Today I wanted to share a little bit about a side project that I have been working on called Webboard! Webboard is a whiteboarding Progressive Web App meant to be fast, cross platform and with a focus on ease of use. I started building this app as an excuse to dive deep into the Canvas APIs but realized halfway through that this is a good way to experience the full realm of shipping a “production ready” PWA. Today, I would love to share some of that experience with you in the hopes that it helps you with building your next PWA!
Step one, choose a tech stack
The first thing I do when building any app, including PWAs, is decide which tech stack I would like to use. This step is crucial as it can have a big impact down the road in areas like performance and developer experience.
When I am choosing my tech stack I like to keep a few things in mind, namely:
- What are the performance characteristics of my frontend framework? For example, how large is the bundle size of a starter app in this framework, does it support easy lazy loading etc.
- What is the developer experience for this framework like? For example, I prefer templating using JSX or lit-html style templates (and overall prefer a react style dev experience) but others might prefer the Angular style way of doing templates directly in HTML. This really just comes down to personal preference, but can also have impacts on performance.
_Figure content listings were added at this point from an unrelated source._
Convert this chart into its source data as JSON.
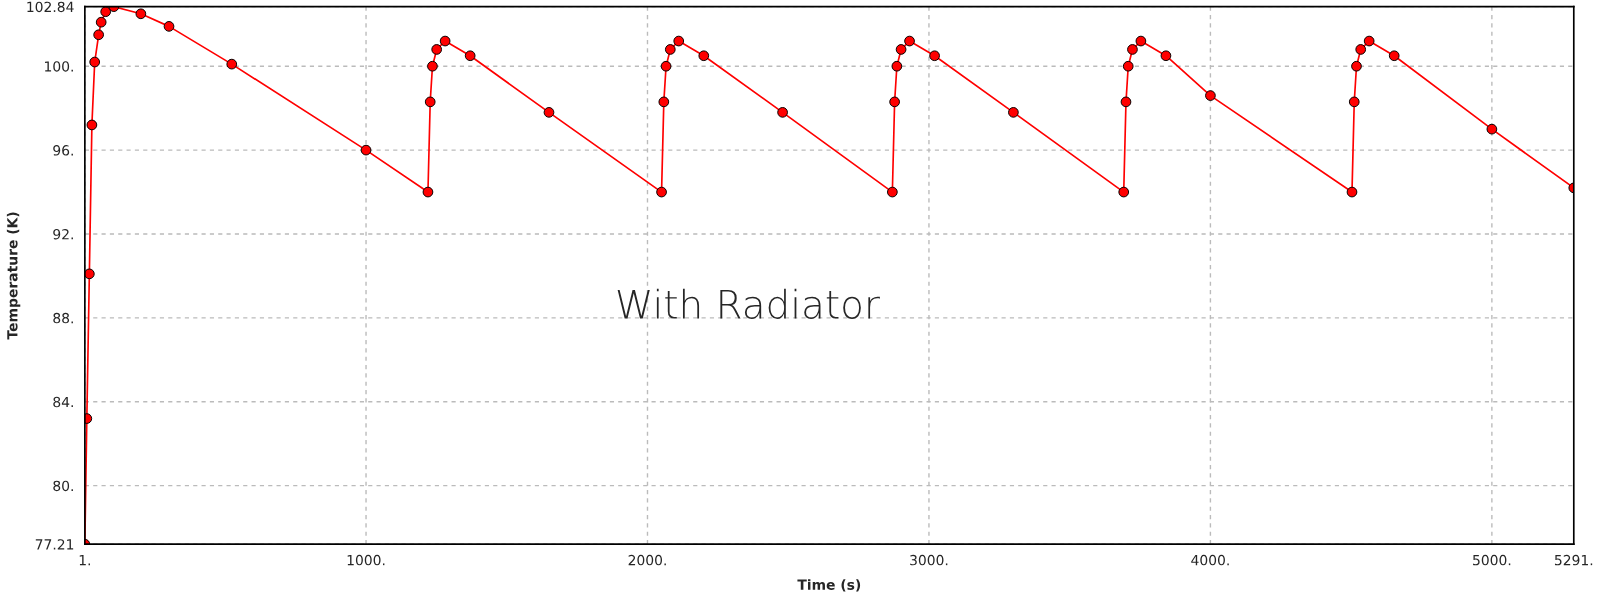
{
  "chart_data": {
    "type": "line",
    "xlabel": "Time (s)",
    "ylabel": "Temperature (K)",
    "annotations": [
      "With Radiator"
    ],
    "xlim": [
      1,
      5291
    ],
    "xticks": [
      {
        "value": 1,
        "label": "1."
      },
      {
        "value": 1000,
        "label": "1000."
      },
      {
        "value": 2000,
        "label": "2000."
      },
      {
        "value": 3000,
        "label": "3000."
      },
      {
        "value": 4000,
        "label": "4000."
      },
      {
        "value": 5000,
        "label": "5000."
      },
      {
        "value": 5291,
        "label": "5291."
      }
    ],
    "ylim": [
      77.21,
      102.84
    ],
    "yticks": [
      77.21,
      {
        "value": 80,
        "label": "80."
      },
      {
        "value": 84,
        "label": "84."
      },
      {
        "value": 88,
        "label": "88."
      },
      {
        "value": 92,
        "label": "92."
      },
      {
        "value": 96,
        "label": "96."
      },
      {
        "value": 100,
        "label": "100."
      },
      102.84
    ],
    "grid": true,
    "marker": "circle",
    "line_style": "solid",
    "legend": false,
    "series": [
      {
        "color": "#ff0000",
        "x": [
          1,
          8,
          17,
          26,
          36,
          50,
          59,
          75,
          104,
          200,
          300,
          523,
          1000,
          1220,
          1228,
          1236,
          1251,
          1281,
          1370,
          1650,
          2050,
          2058,
          2066,
          2081,
          2111,
          2200,
          2480,
          2870,
          2878,
          2886,
          2901,
          2931,
          3020,
          3300,
          3692,
          3700,
          3708,
          3723,
          3753,
          3842,
          4000,
          4503,
          4511,
          4519,
          4534,
          4564,
          4653,
          5000,
          5291
        ],
        "values": [
          77.21,
          83.2,
          90.1,
          97.2,
          100.2,
          101.5,
          102.1,
          102.6,
          102.84,
          102.5,
          101.9,
          100.1,
          96.0,
          94.0,
          98.3,
          100.0,
          100.8,
          101.2,
          100.5,
          97.8,
          94.0,
          98.3,
          100.0,
          100.8,
          101.2,
          100.5,
          97.8,
          94.0,
          98.3,
          100.0,
          100.8,
          101.2,
          100.5,
          97.8,
          94.0,
          98.3,
          100.0,
          100.8,
          101.2,
          100.5,
          98.6,
          94.0,
          98.3,
          100.0,
          100.8,
          101.2,
          100.5,
          97.0,
          94.2
        ]
      }
    ]
  }
}
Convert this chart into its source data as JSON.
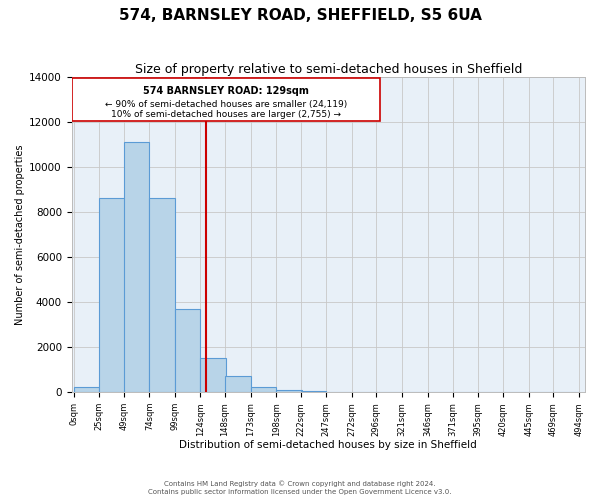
{
  "title": "574, BARNSLEY ROAD, SHEFFIELD, S5 6UA",
  "subtitle": "Size of property relative to semi-detached houses in Sheffield",
  "xlabel": "Distribution of semi-detached houses by size in Sheffield",
  "ylabel": "Number of semi-detached properties",
  "annotation_title": "574 BARNSLEY ROAD: 129sqm",
  "annotation_line2": "← 90% of semi-detached houses are smaller (24,119)",
  "annotation_line3": "10% of semi-detached houses are larger (2,755) →",
  "property_sqm": 129,
  "bar_left_edges": [
    0,
    25,
    49,
    74,
    99,
    124,
    148,
    173,
    198,
    222,
    247,
    272,
    296,
    321,
    346,
    371,
    395,
    420,
    445,
    469
  ],
  "bar_heights": [
    220,
    8600,
    11100,
    8600,
    3700,
    1500,
    700,
    220,
    100,
    55,
    30,
    0,
    0,
    0,
    0,
    0,
    0,
    0,
    0,
    0
  ],
  "bin_width": 25,
  "xtick_labels": [
    "0sqm",
    "25sqm",
    "49sqm",
    "74sqm",
    "99sqm",
    "124sqm",
    "148sqm",
    "173sqm",
    "198sqm",
    "222sqm",
    "247sqm",
    "272sqm",
    "296sqm",
    "321sqm",
    "346sqm",
    "371sqm",
    "395sqm",
    "420sqm",
    "445sqm",
    "469sqm",
    "494sqm"
  ],
  "xtick_positions": [
    0,
    25,
    49,
    74,
    99,
    124,
    148,
    173,
    198,
    222,
    247,
    272,
    296,
    321,
    346,
    371,
    395,
    420,
    445,
    469,
    494
  ],
  "ylim": [
    0,
    14000
  ],
  "yticks": [
    0,
    2000,
    4000,
    6000,
    8000,
    10000,
    12000,
    14000
  ],
  "bar_color": "#b8d4e8",
  "bar_edge_color": "#5b9bd5",
  "red_line_color": "#cc0000",
  "grid_color": "#c8c8c8",
  "background_color": "#e8f0f8",
  "footer_text": "Contains HM Land Registry data © Crown copyright and database right 2024.\nContains public sector information licensed under the Open Government Licence v3.0.",
  "title_fontsize": 11,
  "subtitle_fontsize": 9,
  "figwidth": 6.0,
  "figheight": 5.0,
  "dpi": 100
}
- How well “supported” is this framework? When I think of support I dont mean just how active that frameworks developers are on Github, but also what technologies that framework uses and how standard they are to the web. Frameworks built using web standards such as web components are normally much more likely to not break because of future browser changes compared to APIs that are entirely custom to a framework. The browser has to be much more conservative with breaking changes, so web standards will be more stable API wise.
With these things in mind I normally find that one of the newer Web Components based frameworks such as Stencil and lit-element fit my requirements really nicely. For Webboard I ended up choosing Stencil, but lit-element would have worked very nicely as well!
Low latency drawing
One of the largest challenges when building an inking experience is latency. Humans are used to seeing a line appear as soon as they drag their pencil/pen across paper, but an inking experience with high latency means that there is a delay between the time a user applies their pen or finger to the screen and that a line actually appears. This degrades the inking experience for the user and therefore traditionally has made it hard to build high quality inking experiences on the web, but this is no longer the situation!
Canvas now supports a
desynchronized option that tells the browser to cut out as much of the normal rendering chain as possible so as to get pixels rendered fast. This greatly reduces any latency that would normally come from the compositing process and therefore improves the inking experience for the user.
Deeper integration with the OS
The most exciting thing for me about PWAs is the opportunity they provide for your web app to deeply integrate with the operating system and provide a richer experience for the user. For Webboard this deeper integration was achieved with a few key features.
The first thing I focused on was the install experience. Traditionally native apps have been published in app stores that provided an app listing to advertise/ introduce your app to users but this is something that is currently lacking from the PWA install experience. Because of this I decided to build out my own install experience using the
beforeInstallPrompt event that provided an app listing type experience:
I am also investigating packaging this install experience as a standalone web component that anyone could use in their app!
The next thing was taking advantage of some more advanced Service Worker APIs to provide a better offline / slow network experience for users. When building a PWA we have to keep in mind that we are building an app experience, not purely a website experience and there are certain things users expect when they are using an app. One of these things is the knowledge that losing a network connection is not going to break the experience for them. To make sure Webboard works well in this scenario I made use of the background sync API to ensure that boards can be saved to the cloud even if they are created while offline. This also ensures that no work is lost if the connection is lost while making a board.
Finally, one user experience advantage that native apps have traditionally had over web apps is the ability to tie into the native file system on the device, but that is now changing with the new Native File System API! The Native File System API enabled me to build a very smooth experience for saving / writing to boards locally without as many prompts as normally required when using files the traditional way on the web, along with greatly simplifying the code.
Note: the file system feature will only be enabled if webboard detects that the API is supported in the browser its running in. Currently this means Chromium based browsers that have a flag turned on, but this will expand once the API has reached the stable point.
Webboard is a PWA which means you can use the app by just visiting this url https://webboard-app.web.app/ ! Webboard can be used on any device with a web browser and works on Windows, Android, Linux, Chrome OS, iOS and macOS. Also, if you are on Android and prefer to get your apps from the Google Play store I have released Webboard as a Trusted Web Activity .
Note: If you have not checked out TWA’s yet I definitely recommend checking them out as they provide a very low friction way to get your PWA in the Google Play Store. PWABuilder makes it really easy to package your PWA as a trusted web activity by clicking the TWA option when downloading the Android package.
Webboard is also completely open source and is available on Github.